- Centering prayer— Pray for illumination, “Lord, open my heart and mind by the power of the Holy Spirit,” and remain in silence.
- Read slowly, keeping any words or phrase that come to your mind, and mark on them.
- Close eyes and meditate on what you read.
- Take a note if you have question, inspiration.
Read Ezekiel 34
Shepherds and sheep.
In speaking of Israel’s restoration, Ezekiel begins with the problem of Israel’s leadership. Through the image of a shepherd and his sheep, Ezekiel prophesized to reassert divine kingship over Israel.

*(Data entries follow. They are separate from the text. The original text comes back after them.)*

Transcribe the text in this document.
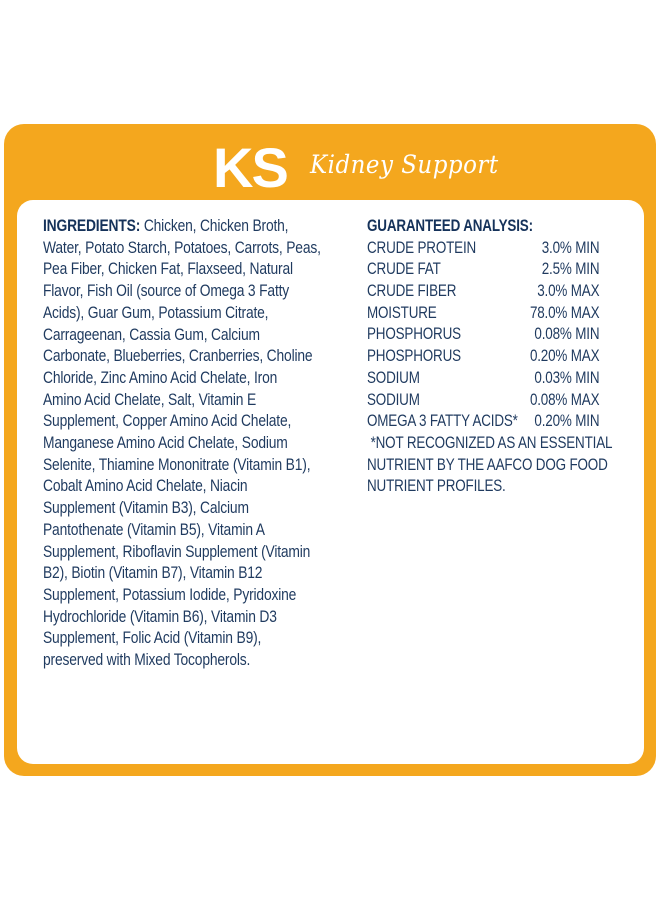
KS Kidney Support
INGREDIENTS: Chicken, Chicken Broth,
Water, Potato Starch, Potatoes, Carrots, Peas,
Pea Fiber, Chicken Fat, Flaxseed, Natural
Flavor, Fish Oil (source of Omega 3 Fatty
Acids), Guar Gum, Potassium Citrate,
Carrageenan, Cassia Gum, Calcium
Carbonate, Blueberries, Cranberries, Choline
Chloride, Zinc Amino Acid Chelate, Iron
Amino Acid Chelate, Salt, Vitamin E
Supplement, Copper Amino Acid Chelate,
Manganese Amino Acid Chelate, Sodium
Selenite, Thiamine Mononitrate (Vitamin B1),
Cobalt Amino Acid Chelate, Niacin
Supplement (Vitamin B3), Calcium
Pantothenate (Vitamin B5), Vitamin A
Supplement, Riboflavin Supplement (Vitamin
B2), Biotin (Vitamin B7), Vitamin B12
Supplement, Potassium Iodide, Pyridoxine
Hydrochloride (Vitamin B6), Vitamin D3
Supplement, Folic Acid (Vitamin B9),
preserved with Mixed Tocopherols.
GUARANTEED ANALYSIS:
CRUDE PROTEIN	3.0% MIN
CRUDE FAT	2.5% MIN
CRUDE FIBER	3.0% MAX
MOISTURE	78.0% MAX
PHOSPHORUS	0.08% MIN
PHOSPHORUS	0.20% MAX
SODIUM	0.03% MIN
SODIUM	0.08% MAX
OMEGA 3 FATTY ACIDS* 0.20% MIN
*NOT RECOGNIZED AS AN ESSENTIAL
NUTRIENT BY THE AAFCO DOG FOOD
NUTRIENT PROFILES.
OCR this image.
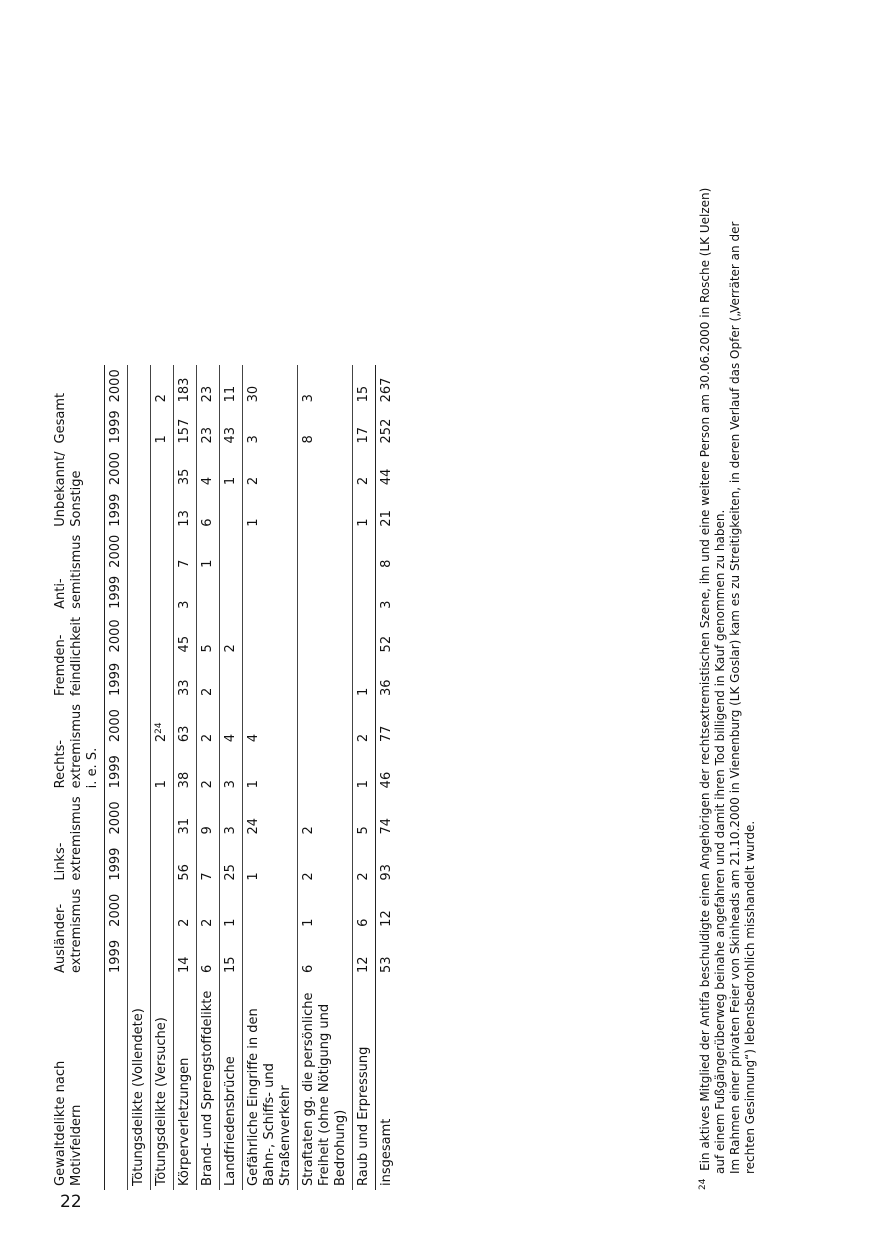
22
Gewaltdelikte nach Motivfeldern	Ausländer-extremismus		Links-extremismus		Rechts-extremismus i. e. S.		Fremden-feindlichkeit		Anti-semitismus		Unbekannt/ Sonstige		Gesamt	
	1999	2000	1999	2000	1999	2000	1999	2000	1999	2000	1999	2000	1999	2000
Tötungsdelikte (Vollendete)														
Tötungsdelikte (Versuche)					1	$2^{24}$							1	2
Körperverletzungen	14	2	56	31	38	63	33	45	3	7	13	35	157	183
Brand- und Sprengstoffdelikte	6	2	7	9	2	2	2	5		1	6	4	23	23
Landfriedensbrüche	15	1	25	3	3	4		2				1	43	11
Gefährliche Eingriffe in den Bahn-, Schiffs- und Straßenverkehr			1	24	1	4					1	2	3	30
Straftaten gg. die persönliche Freiheit (ohne Nötigung und Bedrohung)	6	1	2	2									8	3
Raub und Erpressung	12	6	2	5	1	2	1				1	2	17	15
insgesamt	53	12	93	74	46	77	36	52	3	8	21	44	252	267
$^{24}$  Ein aktives Mitglied der Antifa beschuldigte einen Angehörigen der rechtsextremistischen Szene, ihn und eine weitere Person am 30.06.2000 in Rosche (LK Uelzen) auf einem Fußgängerüberweg beinahe angefahren und damit ihren Tod billigend in Kauf genommen zu haben. Im Rahmen einer privaten Feier von Skinheads am 21.10.2000 in Vienenburg (LK Goslar) kam es zu Streitigkeiten, in deren Verlauf das Opfer („Verräter an der rechten Gesinnung“) lebensbedrohlich misshandelt wurde.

“Woe to the shepherds of Israel,” (v.2) indicate the kings of Israel who misused their people and scattered them. This oracle applies the doctrine of individual responsibility (Ezekiel 18:5-32) to the rulers of Israel, who are also subject to God’s law and judgement.

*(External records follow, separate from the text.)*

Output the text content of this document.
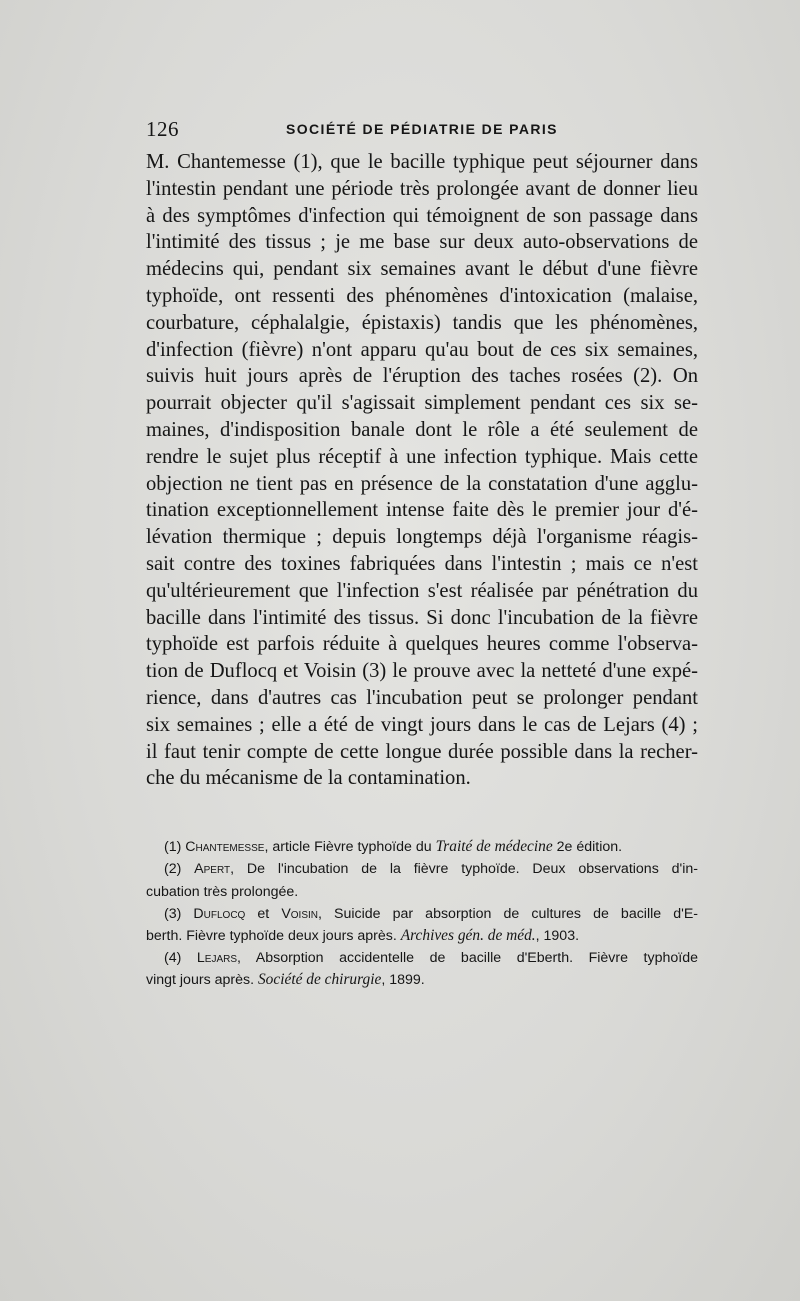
126	SOCIÉTÉ DE PÉDIATRIE DE PARIS

M. Chantemesse (1), que le bacille typhique peut séjourner dans
l'intestin pendant une période très prolongée avant de donner lieu
à des symptômes d'infection qui témoignent de son passage dans
l'intimité des tissus ; je me base sur deux auto-observations de
médecins qui, pendant six semaines avant le début d'une fièvre
typhoïde, ont ressenti des phénomènes d'intoxication (malaise,
courbature, céphalalgie, épistaxis) tandis que les phénomènes,
d'infection (fièvre) n'ont apparu qu'au bout de ces six semaines,
suivis huit jours après de l'éruption des taches rosées (2). On
pourrait objecter qu'il s'agissait simplement pendant ces six se-
maines, d'indisposition banale dont le rôle a été seulement de
rendre le sujet plus réceptif à une infection typhique. Mais cette
objection ne tient pas en présence de la constatation d'une agglu-
tination exceptionnellement intense faite dès le premier jour d'é-
lévation thermique ; depuis longtemps déjà l'organisme réagis-
sait contre des toxines fabriquées dans l'intestin ; mais ce n'est
qu'ultérieurement que l'infection s'est réalisée par pénétration du
bacille dans l'intimité des tissus. Si donc l'incubation de la fièvre
typhoïde est parfois réduite à quelques heures comme l'observa-
tion de Duflocq et Voisin (3) le prouve avec la netteté d'une expé-
rience, dans d'autres cas l'incubation peut se prolonger pendant
six semaines ; elle a été de vingt jours dans le cas de Lejars (4) ;
il faut tenir compte de cette longue durée possible dans la recher-
che du mécanisme de la contamination.

(1) Chantemesse, article Fièvre typhoïde du Traité de médecine 2e édition.

(2) Apert, De l'incubation de la fièvre typhoïde. Deux observations d'in-
cubation très prolongée.

(3) Duflocq et Voisin, Suicide par absorption de cultures de bacille d'E-
berth. Fièvre typhoïde deux jours après. Archives gén. de méd., 1903.

(4) Lejars, Absorption accidentelle de bacille d'Eberth. Fièvre typhoïde
vingt jours après. Société de chirurgie, 1899.
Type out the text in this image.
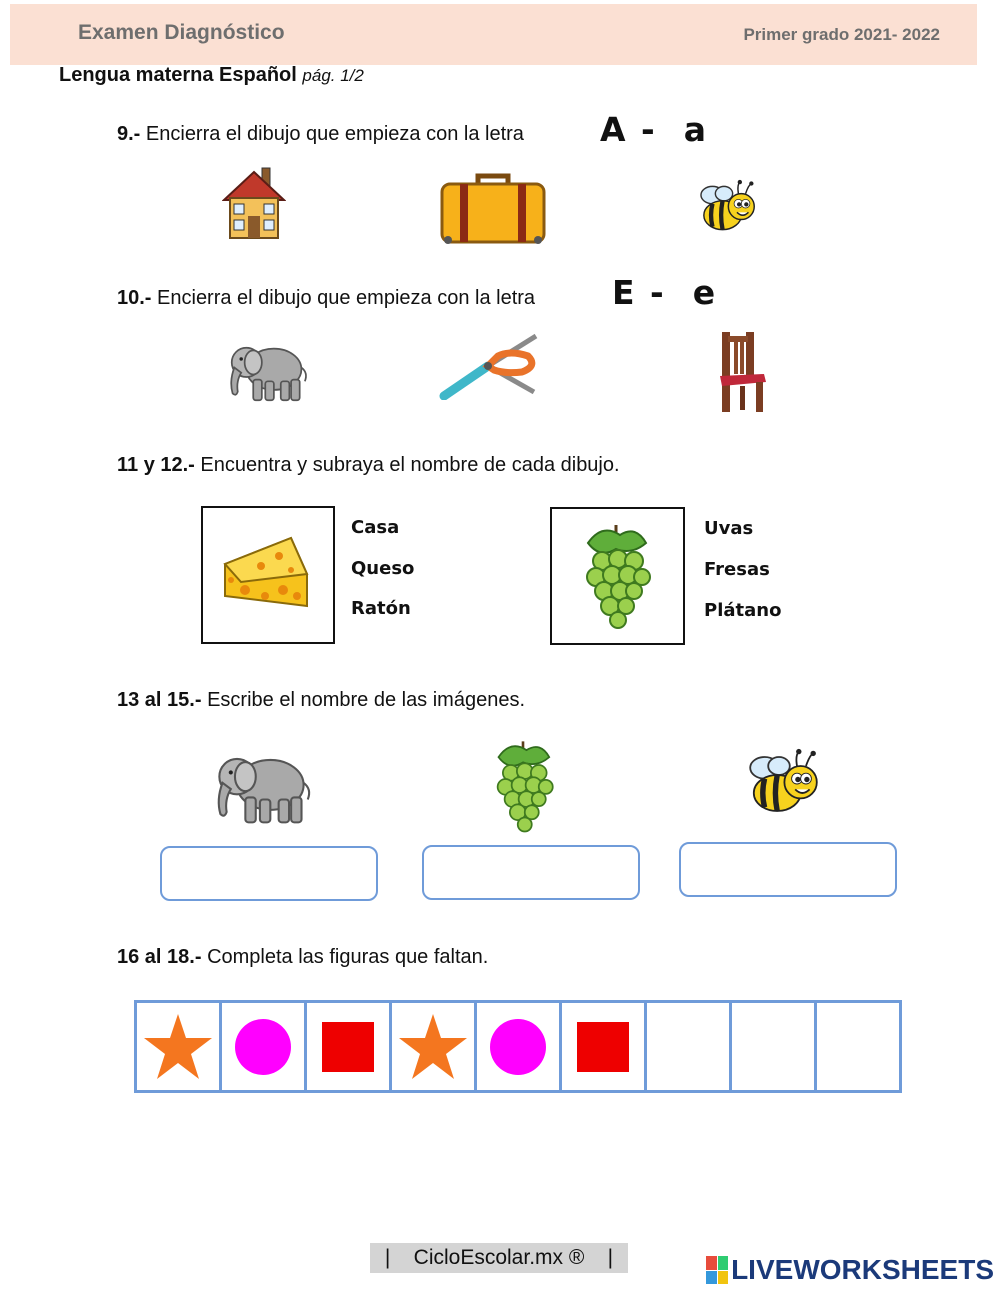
Examen Diagnóstico	Primer grado 2021- 2022
Lengua materna Español pág. 1/2
9.- Encierra el dibujo que empieza con la letra A -  a
10.- Encierra el dibujo que empieza con la letra E -  e
11 y 12.- Encuentra y subraya el nombre de cada dibujo.
Casa
Queso
Ratón
Uvas
Fresas
Plátano
13 al 15.- Escribe el nombre de las imágenes.
16 al 18.- Completa las figuras que faltan.
|    CicloEscolar.mx ®    |	LIVEWORKSHEETS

“Wild animals” (v.5) indicates the attackers of Judah and Israel, especially Assyria and Babylonia.
“I I myself will search for my sheep and look after them,”(v.11) is the vision of divine kingship. God is the good shepherd who will gather the dispersed and injured flock, and who will separate sheep, good and bad. And God will place his servant David to tender God’s flock. This is Ezekiel’s prophetic vision of the coming of Messiah, whom later came true in Jesus Christ. Jesus revealed himself as the Good Shepherd. (John 10:14).

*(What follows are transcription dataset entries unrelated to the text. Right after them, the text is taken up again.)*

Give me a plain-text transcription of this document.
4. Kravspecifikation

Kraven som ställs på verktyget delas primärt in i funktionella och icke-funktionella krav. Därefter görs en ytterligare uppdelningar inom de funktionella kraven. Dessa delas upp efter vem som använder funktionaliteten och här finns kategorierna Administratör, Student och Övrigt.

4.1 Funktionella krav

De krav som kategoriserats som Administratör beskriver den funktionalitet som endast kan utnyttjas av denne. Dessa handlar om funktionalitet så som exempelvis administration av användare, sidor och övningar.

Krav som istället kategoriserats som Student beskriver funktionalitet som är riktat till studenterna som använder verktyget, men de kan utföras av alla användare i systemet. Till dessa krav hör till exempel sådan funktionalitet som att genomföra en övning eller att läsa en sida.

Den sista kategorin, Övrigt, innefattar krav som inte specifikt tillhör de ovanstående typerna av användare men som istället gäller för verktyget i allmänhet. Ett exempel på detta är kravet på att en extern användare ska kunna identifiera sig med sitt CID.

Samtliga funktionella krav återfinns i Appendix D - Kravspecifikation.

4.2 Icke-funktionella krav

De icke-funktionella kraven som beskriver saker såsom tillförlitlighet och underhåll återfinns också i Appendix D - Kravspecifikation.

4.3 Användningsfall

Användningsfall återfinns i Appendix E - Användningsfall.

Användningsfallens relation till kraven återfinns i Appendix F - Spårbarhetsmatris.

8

The restoration of the relationship between the Good Shepherd (God) and flock (Israel) is asserted by God’s covenantal solidarity. “You are my sheep, the sheep of my pasture, are people, and I am your God, declares the Sovereign Lord.” (v.31)
1. What does this passage tell you about God?
2. What does this passage tell you about people.?
3. What does this passage tell you about yourself and God’s will for you?